Ключевые слова: Иран, исламская революция, шиизм в Иране, иранский национализм, паниранизм, доктрина велайат-е факих, исламизм
УДК: 327.5
Поступила в редакцию: 08.08.2019 г. Принята к публикации: 15.02.2020 г.
Исламская революция 1978 - 1979 гг. в Иране, в результате которой власть в стране перешла к шиитскому духовенству, определила изменения, произошедшие в политической, экономической и культурной жизни государства в последней четверти XX - начале XXI вв. Опираясь на романтические революционные лозунги, руководство ИРИ во главе с аятоллой Р. Хомейни (1900 - 1989), а позже и его преемником аятоллой С.А. Хаменеи (род. 1939), попыталось построить общество социальной справедливости. При этом была поставлена задача, опираясь на исламские религиозные принципы, создать и реализовать на практике такую теорию государственного развития, которая могла бы стать альтернативой западным доктринам, использовавшимся шахом. Не могло это не сказаться и на иранской внешнеполитической самоидентификации, которая в первое десятилетие постреволюционного периода позиционировалась как революционная и отрицающая наследие предшествующего шахского периода. С тех пор в исследовательской литературе продолжается спор о том, чем является иранская внешнеполитическая идентичность - продуктом постепенной эволюции или результатом революционного эксперимента 1980-х гг. Авторы статьи попытаются дать свой ответ на указанный вопрос, проследив основные тенденции развития иранского самовосприятия в период 1979 - 2019 гг., а также уделив отдельное внимание анализу исторических корней иранского внешнеполитического «я», исходя из гипотезы эволюционного характера развития иранской самоидентификации.
Анализируя иранское внешнеполитическое «я»
Вопрос о том, какими видит других внешнеполитических игроков современный Тегеран и как он сам позиционирует себя на международной арене, привлекает внимание исследователей как в самом Иране, так и за рубежом. В России изучению иранской внешней политики традиционно уделяется особое внимание. Среди российских и советских авторов, в той или иной степени анализировавших отношения Тегерана с внешним миром с момента установления исламской республики в 1979 г., можно выделить следующий ряд исследователей (Агаев 1984; Алиев 2004; Арунова 2005; Кулагина 1996; Мамедова 2010; Ушаков 1997; Ушаков 1999; Федорова 2004; Юртаев 2012).
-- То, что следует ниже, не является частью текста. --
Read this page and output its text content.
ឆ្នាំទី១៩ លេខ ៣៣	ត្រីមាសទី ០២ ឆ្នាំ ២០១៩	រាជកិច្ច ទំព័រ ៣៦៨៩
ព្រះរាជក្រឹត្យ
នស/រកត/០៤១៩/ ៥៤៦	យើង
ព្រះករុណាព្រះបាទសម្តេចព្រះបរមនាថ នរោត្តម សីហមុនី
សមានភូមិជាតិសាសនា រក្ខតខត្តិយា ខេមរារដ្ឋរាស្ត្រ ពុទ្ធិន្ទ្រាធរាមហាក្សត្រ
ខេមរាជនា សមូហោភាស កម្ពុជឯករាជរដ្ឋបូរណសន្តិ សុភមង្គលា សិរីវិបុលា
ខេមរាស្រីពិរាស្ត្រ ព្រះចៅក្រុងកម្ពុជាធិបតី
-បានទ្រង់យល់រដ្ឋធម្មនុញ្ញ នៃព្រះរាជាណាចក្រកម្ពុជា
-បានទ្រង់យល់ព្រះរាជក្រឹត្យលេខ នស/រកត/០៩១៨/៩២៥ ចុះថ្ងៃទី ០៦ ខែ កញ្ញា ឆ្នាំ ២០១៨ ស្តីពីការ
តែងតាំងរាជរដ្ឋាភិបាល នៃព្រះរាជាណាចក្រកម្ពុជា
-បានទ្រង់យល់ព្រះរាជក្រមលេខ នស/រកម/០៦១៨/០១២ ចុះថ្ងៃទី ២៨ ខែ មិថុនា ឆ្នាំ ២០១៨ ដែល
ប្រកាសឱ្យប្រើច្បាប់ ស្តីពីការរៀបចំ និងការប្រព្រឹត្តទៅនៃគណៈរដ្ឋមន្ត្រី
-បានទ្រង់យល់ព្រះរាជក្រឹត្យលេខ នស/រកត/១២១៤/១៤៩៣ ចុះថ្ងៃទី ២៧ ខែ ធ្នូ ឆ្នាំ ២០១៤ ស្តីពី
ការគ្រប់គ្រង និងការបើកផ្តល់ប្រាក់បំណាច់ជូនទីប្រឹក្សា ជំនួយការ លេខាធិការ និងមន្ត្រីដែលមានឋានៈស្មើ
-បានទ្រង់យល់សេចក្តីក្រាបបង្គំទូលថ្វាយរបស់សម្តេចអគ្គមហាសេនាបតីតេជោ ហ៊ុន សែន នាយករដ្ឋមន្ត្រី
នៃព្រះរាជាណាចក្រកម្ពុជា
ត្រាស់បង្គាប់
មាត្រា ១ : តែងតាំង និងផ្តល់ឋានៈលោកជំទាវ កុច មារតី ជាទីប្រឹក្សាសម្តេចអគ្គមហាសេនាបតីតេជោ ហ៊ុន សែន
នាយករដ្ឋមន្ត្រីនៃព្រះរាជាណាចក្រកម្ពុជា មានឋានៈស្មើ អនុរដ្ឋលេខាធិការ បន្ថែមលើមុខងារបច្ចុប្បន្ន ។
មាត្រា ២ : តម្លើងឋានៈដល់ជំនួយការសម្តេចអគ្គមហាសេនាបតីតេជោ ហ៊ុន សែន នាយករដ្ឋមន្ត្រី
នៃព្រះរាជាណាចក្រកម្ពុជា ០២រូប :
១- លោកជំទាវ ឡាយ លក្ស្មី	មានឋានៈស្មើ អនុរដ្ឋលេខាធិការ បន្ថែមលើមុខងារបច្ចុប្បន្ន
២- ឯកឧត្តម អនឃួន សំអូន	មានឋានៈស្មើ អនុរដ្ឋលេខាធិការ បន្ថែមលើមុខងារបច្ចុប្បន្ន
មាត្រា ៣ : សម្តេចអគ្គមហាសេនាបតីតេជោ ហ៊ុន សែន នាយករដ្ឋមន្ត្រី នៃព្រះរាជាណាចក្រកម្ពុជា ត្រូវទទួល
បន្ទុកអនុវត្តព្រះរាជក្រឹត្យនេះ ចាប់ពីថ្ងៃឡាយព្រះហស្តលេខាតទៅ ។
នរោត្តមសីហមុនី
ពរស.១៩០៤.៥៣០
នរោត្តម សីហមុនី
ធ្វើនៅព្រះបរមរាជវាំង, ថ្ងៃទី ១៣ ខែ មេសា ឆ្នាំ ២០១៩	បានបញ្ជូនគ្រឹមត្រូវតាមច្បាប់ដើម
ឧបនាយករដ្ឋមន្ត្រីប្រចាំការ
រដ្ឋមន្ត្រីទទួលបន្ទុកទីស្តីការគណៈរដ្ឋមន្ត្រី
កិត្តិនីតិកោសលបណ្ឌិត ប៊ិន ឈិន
Вместе с тем вопросу иранского самовосприятия уделено внимание в работах В. Ушакова, в которых подробно описан процесс формирования иранской внешнеполитической идентичности в 1980-е гг., а также в работах В. Юртаева (Ушаков 1997; Ушаков 1999; Юртаев 2012).
Именно В. Ушаков одним из первых указал на имеющиеся существенные расхождения между идеологическими заявлениями иранских руководителей и шагами Ирана на внешнеполитической арене, поставив вопрос о балансе идеологии и прагматизма в действиях руководства ИРИ (Ушаков 1997; Ушаков 1999). Он также отметил наличие нескольких мотивационных парадигм, взаимодействие которых не всегда очевидным образом определяло выработку тех или
иных внешнеполитических решений. Впрочем, монография В. Ушакова «Иран и мусульманский мир. 1979 - 1998» сконцентрирована на анализе отношений Ирана со странами Ближнего Востока и не выходит за эти географические пределы, не позволяя, таким образом, в полной мере продемонстрировать роль и место иранской идентичности в процессе выработки внешнеполитических решений. Также, будучи изданной в конце 1990-х гг., она естественным образом ограничена в своих временных рамках периодом 1980-х - первой половины 1990-х гг. (Ушаков 1999).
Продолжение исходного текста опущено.